With these bold reforms came opposition. One of Van Waters’ subordinates at Framingham attempted to poison her. Politicians attempted to remove her in 1948, following the suicide of an inmate. That action succeeded for three months, until, by court order, she was reinstated as superintendent. There were personal challenges as well, in addition to sacrificing a marriage. She was once struck down by tuberculosis, another time by an aneurysm, and yet again by a fractured skull caused by a fall from a horse. But her embattled life did not distract her from her reform causes-which came to include the abolition of capital punishment.

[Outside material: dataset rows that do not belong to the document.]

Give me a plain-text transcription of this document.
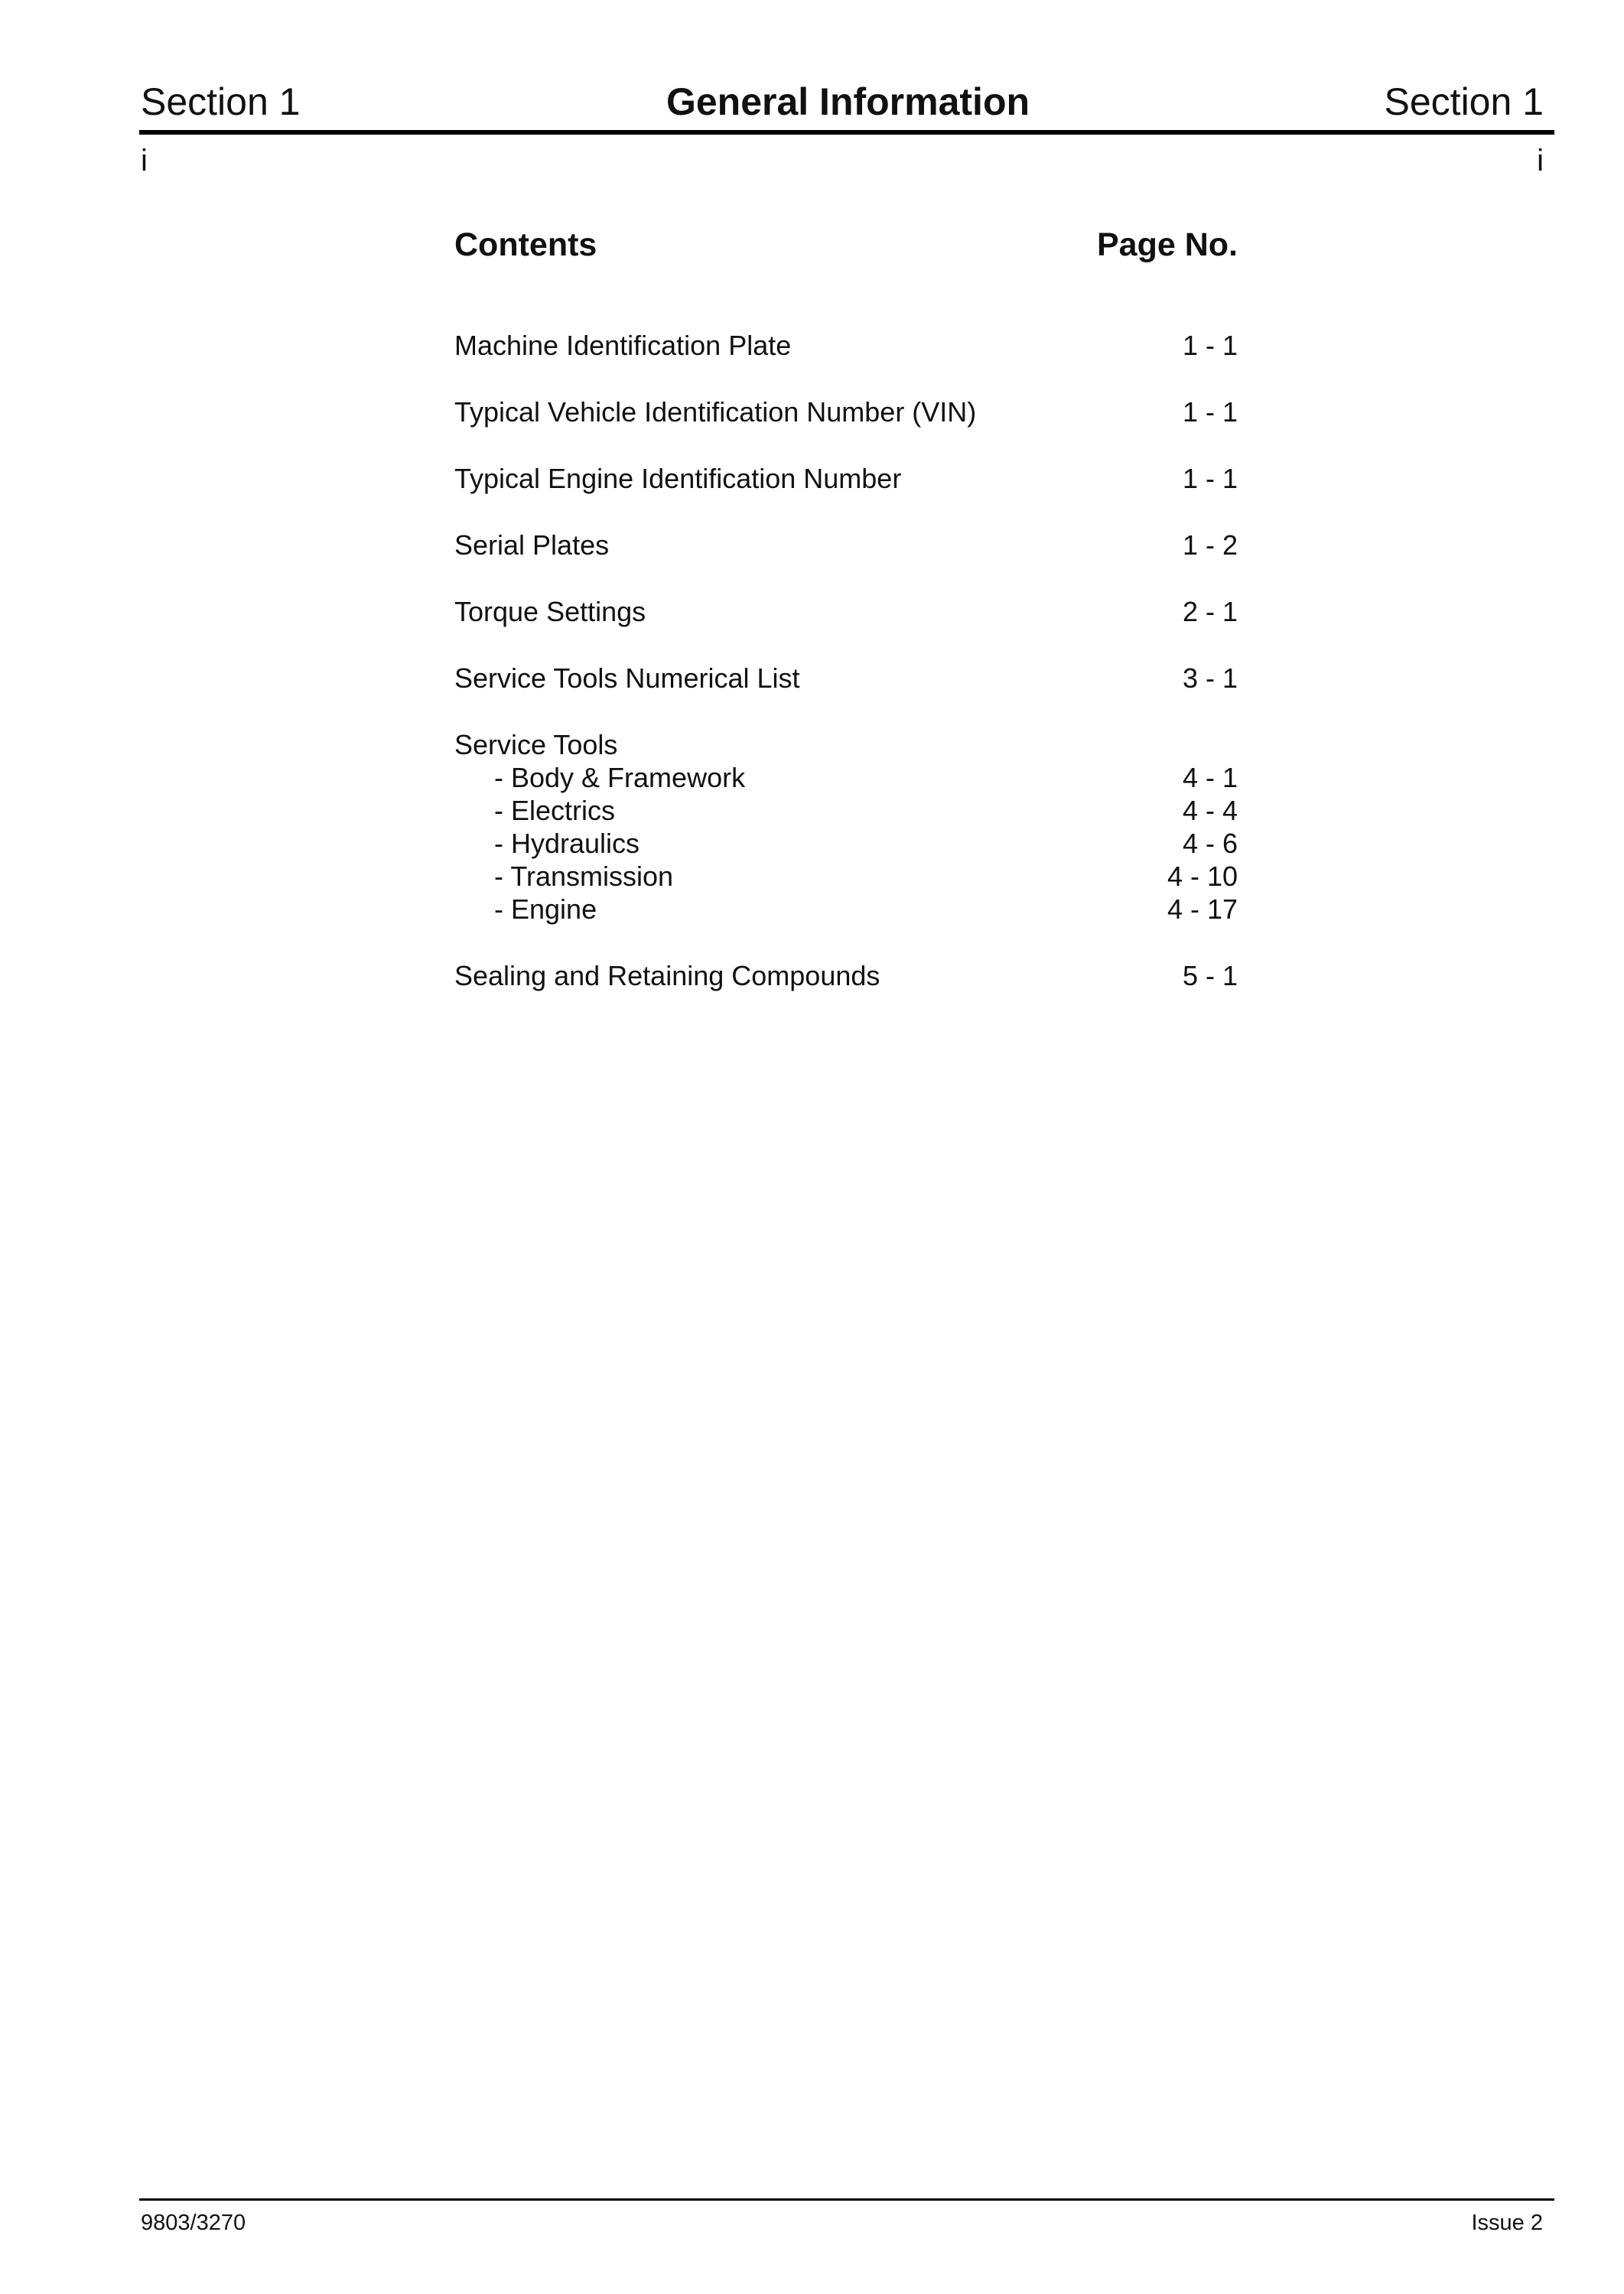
Section 1	General Information	Section 1
i	i
Contents	Page No.
Machine Identification Plate	1 - 1
Typical Vehicle Identification Number (VIN)	1 - 1
Typical Engine Identification Number	1 - 1
Serial Plates	1 - 2
Torque Settings	2 - 1
Service Tools Numerical List	3 - 1
Service Tools
- Body & Framework	4 - 1
- Electrics	4 - 4
- Hydraulics	4 - 6
- Transmission	4 - 10
- Engine	4 - 17
Sealing and Retaining Compounds	5 - 1
9803/3270	Issue 2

Along the way, Van Waters garnered special assignments of high consequence and the recognition and friendship of well-placed people. Herbert Hoover, in 1928, appointed her to the famous Wickersham Commission on crime in America. Twenty years later, she was appointed by the United Nations to a panel on the rehabilitation of the woman offender (the only woman serving on the panel). Eleanor Roosevelt was a champion of Van Waters, writing about Miriam in her weekly column in the New York Telegram and Sun, and in other publications. Mrs. Roosevelt once wrote to an acquaintance about Van Waters: “I can not refrain from writing to tell you that she is … considered so helpful in many institutions the world over where there is a concern for cure and rehabilitation of prisoners rather than punishment alone.” Felix Frankfurter, who later became a Supreme Court Justice, called her “‘my mind and conscience’ on matters relating to youth in trouble.” Dr. Elizabeth Woods, a social reformer and contemporary of Van Waters, wrote that “her influence on thinking and practice in the field of criminology cannot be measured, especially in the area of rehabilitation.”
Miriam Van Waters spent a lifetime battling conventional ideas about the criminal character, the purposes and practices of incarceration, criminal law and capital punishment. Barbara Sickerman, writing in “Notable American Women” in 1980, concluded that much of modern philosophy and procedures of penology reflect the views of Miriam Van Waters. On the occasion of her death in 197 4, the Boston Globe noted that, “In a state still trying to reconcile itself with the concept of rehabilitation, Dr. Miriam Van Waters left the prison reform movement a legacy of commitment, common sense, and compassion.” Van Waters’ self-eulogy was somewhat different: “Her sole importance is she nearly cleared ten acres of poison ivy, and she never made a deal.”